The graphics are awful. Now, anyone who knows me knows that I really don't care about graphics in an RPG. That's just stupid. But these are just shocking. They look less refined than the first game's, and that was on the fucking MASTER SYSTEM.

The I won't call it that. This does not qualify as music. This game's tracks are random sounds being strung together with all the fluidity and skill of a 4-year-old making a popcorn garland out of stale popcorn which he has already carefully chewed. This game cannot be played with the sound on. That is just how it is.

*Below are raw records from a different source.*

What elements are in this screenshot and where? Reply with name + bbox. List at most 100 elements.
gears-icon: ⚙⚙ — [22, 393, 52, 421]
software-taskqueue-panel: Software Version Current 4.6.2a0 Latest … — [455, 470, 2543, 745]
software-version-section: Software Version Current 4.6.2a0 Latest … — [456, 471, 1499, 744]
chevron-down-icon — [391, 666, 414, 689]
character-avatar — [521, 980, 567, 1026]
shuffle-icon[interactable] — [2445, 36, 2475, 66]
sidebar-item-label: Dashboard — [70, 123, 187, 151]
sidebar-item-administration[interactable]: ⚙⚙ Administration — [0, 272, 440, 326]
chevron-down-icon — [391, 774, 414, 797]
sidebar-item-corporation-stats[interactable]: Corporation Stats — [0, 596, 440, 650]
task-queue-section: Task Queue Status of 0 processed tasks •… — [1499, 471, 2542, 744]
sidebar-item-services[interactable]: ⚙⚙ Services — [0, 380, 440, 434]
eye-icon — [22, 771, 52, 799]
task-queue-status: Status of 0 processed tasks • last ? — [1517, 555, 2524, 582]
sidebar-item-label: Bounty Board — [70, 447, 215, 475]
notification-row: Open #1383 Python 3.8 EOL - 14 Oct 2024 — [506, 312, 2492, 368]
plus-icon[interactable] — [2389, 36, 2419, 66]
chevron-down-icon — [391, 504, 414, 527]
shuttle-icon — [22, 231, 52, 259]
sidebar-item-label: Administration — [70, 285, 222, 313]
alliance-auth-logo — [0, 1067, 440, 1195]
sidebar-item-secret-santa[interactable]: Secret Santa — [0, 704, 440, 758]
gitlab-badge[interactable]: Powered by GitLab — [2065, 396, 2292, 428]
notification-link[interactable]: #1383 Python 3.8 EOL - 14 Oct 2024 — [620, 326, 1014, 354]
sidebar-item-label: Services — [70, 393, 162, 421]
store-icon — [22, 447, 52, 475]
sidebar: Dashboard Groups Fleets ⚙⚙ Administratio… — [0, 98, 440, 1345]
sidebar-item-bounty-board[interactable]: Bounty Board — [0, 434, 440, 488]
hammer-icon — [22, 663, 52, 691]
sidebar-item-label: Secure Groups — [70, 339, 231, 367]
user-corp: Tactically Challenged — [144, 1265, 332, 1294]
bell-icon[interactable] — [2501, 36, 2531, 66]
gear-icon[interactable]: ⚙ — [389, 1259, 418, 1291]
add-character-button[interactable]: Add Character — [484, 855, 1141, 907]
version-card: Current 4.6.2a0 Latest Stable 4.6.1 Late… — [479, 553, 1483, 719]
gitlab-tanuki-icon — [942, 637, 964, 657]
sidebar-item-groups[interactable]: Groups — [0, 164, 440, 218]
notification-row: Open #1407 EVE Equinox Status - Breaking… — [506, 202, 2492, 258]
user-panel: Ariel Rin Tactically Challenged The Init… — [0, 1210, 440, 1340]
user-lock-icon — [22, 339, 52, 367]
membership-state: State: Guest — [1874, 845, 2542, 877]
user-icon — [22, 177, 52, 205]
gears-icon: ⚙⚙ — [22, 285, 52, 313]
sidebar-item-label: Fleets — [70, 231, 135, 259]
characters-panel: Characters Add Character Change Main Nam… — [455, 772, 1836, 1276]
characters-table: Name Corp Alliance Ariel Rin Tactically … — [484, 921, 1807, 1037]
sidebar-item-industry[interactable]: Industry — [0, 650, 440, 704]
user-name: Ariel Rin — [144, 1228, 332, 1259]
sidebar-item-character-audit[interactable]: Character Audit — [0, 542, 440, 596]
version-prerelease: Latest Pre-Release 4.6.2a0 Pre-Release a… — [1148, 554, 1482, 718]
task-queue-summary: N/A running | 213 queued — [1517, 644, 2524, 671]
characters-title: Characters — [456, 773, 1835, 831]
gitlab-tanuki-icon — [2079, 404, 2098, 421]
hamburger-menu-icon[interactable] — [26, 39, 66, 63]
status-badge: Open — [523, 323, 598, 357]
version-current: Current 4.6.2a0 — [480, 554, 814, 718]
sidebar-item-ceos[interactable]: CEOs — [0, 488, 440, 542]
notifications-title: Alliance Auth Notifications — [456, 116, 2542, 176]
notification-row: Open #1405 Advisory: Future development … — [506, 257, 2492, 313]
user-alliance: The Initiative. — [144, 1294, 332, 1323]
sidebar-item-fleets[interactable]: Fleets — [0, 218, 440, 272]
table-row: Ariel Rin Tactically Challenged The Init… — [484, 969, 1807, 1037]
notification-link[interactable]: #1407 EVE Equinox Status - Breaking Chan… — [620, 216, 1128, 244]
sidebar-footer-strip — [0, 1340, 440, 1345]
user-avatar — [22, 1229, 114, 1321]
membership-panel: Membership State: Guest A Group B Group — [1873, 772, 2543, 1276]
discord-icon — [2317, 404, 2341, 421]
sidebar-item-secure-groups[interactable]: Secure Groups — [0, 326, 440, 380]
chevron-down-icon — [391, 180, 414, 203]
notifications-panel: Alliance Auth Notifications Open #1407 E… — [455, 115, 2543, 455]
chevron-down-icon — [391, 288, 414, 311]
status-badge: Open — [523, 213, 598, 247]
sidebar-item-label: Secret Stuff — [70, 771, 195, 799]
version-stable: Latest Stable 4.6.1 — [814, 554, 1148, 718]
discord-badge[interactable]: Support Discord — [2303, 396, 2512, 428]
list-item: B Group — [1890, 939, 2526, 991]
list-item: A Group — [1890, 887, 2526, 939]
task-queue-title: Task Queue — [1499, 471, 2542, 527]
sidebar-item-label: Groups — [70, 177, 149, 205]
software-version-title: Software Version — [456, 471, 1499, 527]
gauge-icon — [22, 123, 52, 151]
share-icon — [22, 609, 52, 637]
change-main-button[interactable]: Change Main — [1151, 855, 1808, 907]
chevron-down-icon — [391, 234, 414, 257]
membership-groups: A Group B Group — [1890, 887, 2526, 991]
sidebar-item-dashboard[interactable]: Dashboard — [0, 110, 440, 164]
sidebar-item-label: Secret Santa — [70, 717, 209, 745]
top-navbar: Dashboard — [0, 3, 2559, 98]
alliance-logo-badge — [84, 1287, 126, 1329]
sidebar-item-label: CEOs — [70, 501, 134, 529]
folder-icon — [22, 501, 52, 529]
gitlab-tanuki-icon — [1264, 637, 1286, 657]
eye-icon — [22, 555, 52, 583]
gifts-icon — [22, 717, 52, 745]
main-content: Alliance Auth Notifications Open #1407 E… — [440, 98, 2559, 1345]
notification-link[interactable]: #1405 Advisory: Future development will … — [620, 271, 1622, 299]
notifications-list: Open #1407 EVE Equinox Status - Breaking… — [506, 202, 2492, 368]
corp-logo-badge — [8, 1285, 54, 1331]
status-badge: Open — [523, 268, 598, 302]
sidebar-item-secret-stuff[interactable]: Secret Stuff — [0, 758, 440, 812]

The battle system is pretty bad, although easily the least horrible thing about it. It's badly put together and boring. But for the first time in RPG history, it is badly constructed in the PLAYER'S favor. Levels are gained reasonably quickly, and you can reasonably easily get away with using inferior equipment for a good while before upgrading at a shop several towns down the line, which means the issue of money is not as big a problem as the stingy monsters would try to make it. But it's still boring and stupid. And fugly as anything. Not to mention that the backgrounds sometimes seem to move in physically unsound ways which kinda hurts my eyes if I pay attention to them.

Now, the important stuff in an RPG: Plot and characters. I really can't adequately describe how nonsensical the nearly nonexistant plot is. So instead I will describe a scene from the first 5 minutes of the game. Spoilers, I guess, though not really since it's part of the opening scene: You, the prince Rhys, are about to marry some girl you found on a beach or something. She doesn't know who the hell she is, and you don't seem to care. So, in the throne room of a castle which, incidentally, doesn't believe in having doors to cover the gaping holes in the wall that you use to walk in and out of it, you're all set to get married, when a demon flies in, tells you in the name of Laya that you can't marry her, and makes off with your would-be bride-to-be. Naturally, you are pissed, and vow to get her back by making war with the Layans for her. The king, who is your father, tells you no, because war is bad, so you switch tactics and say that you don't care and you'll go find her anyway, implying that it's okay if the military doesn't back you up.

Your father has you, heir to his throne and prince of the country, thrown in the dungeon. Which, incidentally, is where he keeps treasure chests containing 100 meseta (currency), and a knife.

I think that pretty accurately shows the brilliance of the story's writing.

The game is not TOTALLY off, I should note. I mean, I kinda enjoy having Wren in the party, even if he's not actually the same Wren from PS4, even if he looks just like him and has the same name and is an android. And I DO like the idea of the story taking place over multiple generations, like with Dragon Quest 5 or Fire Emblem 4. I'm in control of Rhys's son now (who, incidentally, looks so much cooler than Rhys that I'm almost shocked that he's in this game), which is kinda neat, or it would be if things weren't continuing to suck so terribly.

But anyways, back to my main point. And that, I think, was that I am a stupid masochist sometimes when it comes to finishing RPGs.